The true answer—and I wish the churches would find ways of making this clear—is Easter.

This is the moment of new creation. If it hadn’t been for Easter, nobody would ever have dreamed of celebrating Christmas.

This is the first day of God’s new week. The darkness has gone, and the sun is shining.”

–Tom Wright, John for Everyone, Part 2: Chapters 11-21 (London: Society for Promoting Christian Knowledge, 2004), 140–143.

“He made us” by Augustine of Hippo (A.D. 354-430)

“What is it that I love in loving You? Not physical beauty, nor the splendor of time, nor the radiance of the light, so pleasant to our eyes, nor the sweet melodies of songs of all kinds, nor the flagrant smell of flowers, and ointments, and spices, nor manna and honey, nor limbs pleasant to the embraces of the flesh. I do not love these things when I love my God.

And yet I love a certain kind of light, sound, fragrance, food, and embrace in loving my God; for He is the light, sound, fragrance, food, and embrace of my inner man.
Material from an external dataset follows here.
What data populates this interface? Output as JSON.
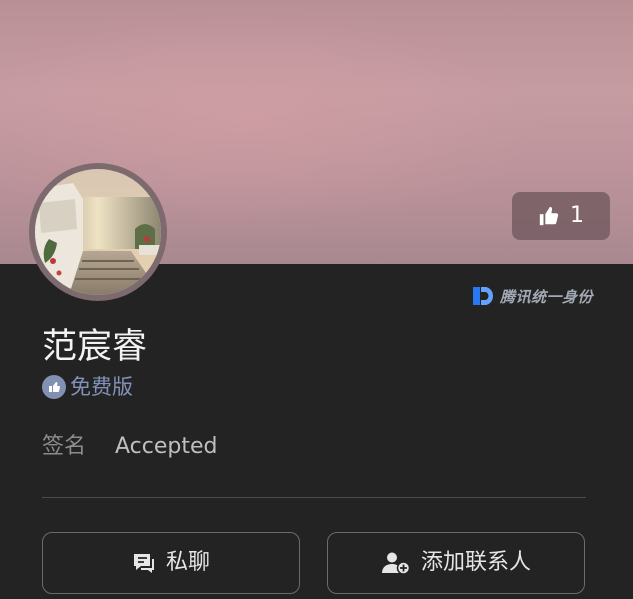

There, a light shines upon my soul which no place can contain, and a sound is heard which time cannot snatch away. There breathes a fragrance which no breeze can disperse, a food which no eating can diminish, and an embrace which no fullness of satisfaction can dissolve. This is what I love, when I love my God.

And what is He? I asked the earth; and it answered, ‘I am not He.’ And everything on earth made the same confession. I asked the sea and the deeps, and the creeping things that lived, and they replied, ‘We are not your God. Seek higher than we.’ I asked the breezy air; and the universal atmosphere with its inhabitants answered, ‘I am not God.’ I asked the heavens, the sun, moon, and stars: ‘Neither,’ they said, ‘are we the God whom you seek.’

And I answered all these things which crowd about the door of my flesh, ‘You have told me concerning my God that you are not He. Tell me something positive about Him!’ And with a loud voice they exclaimed: ‘He made us.’”

–Aurelius Augustine, Confessions, X.vi. Trans. R.S. Pine-Coffin (New York: Penguin, 1961), 212.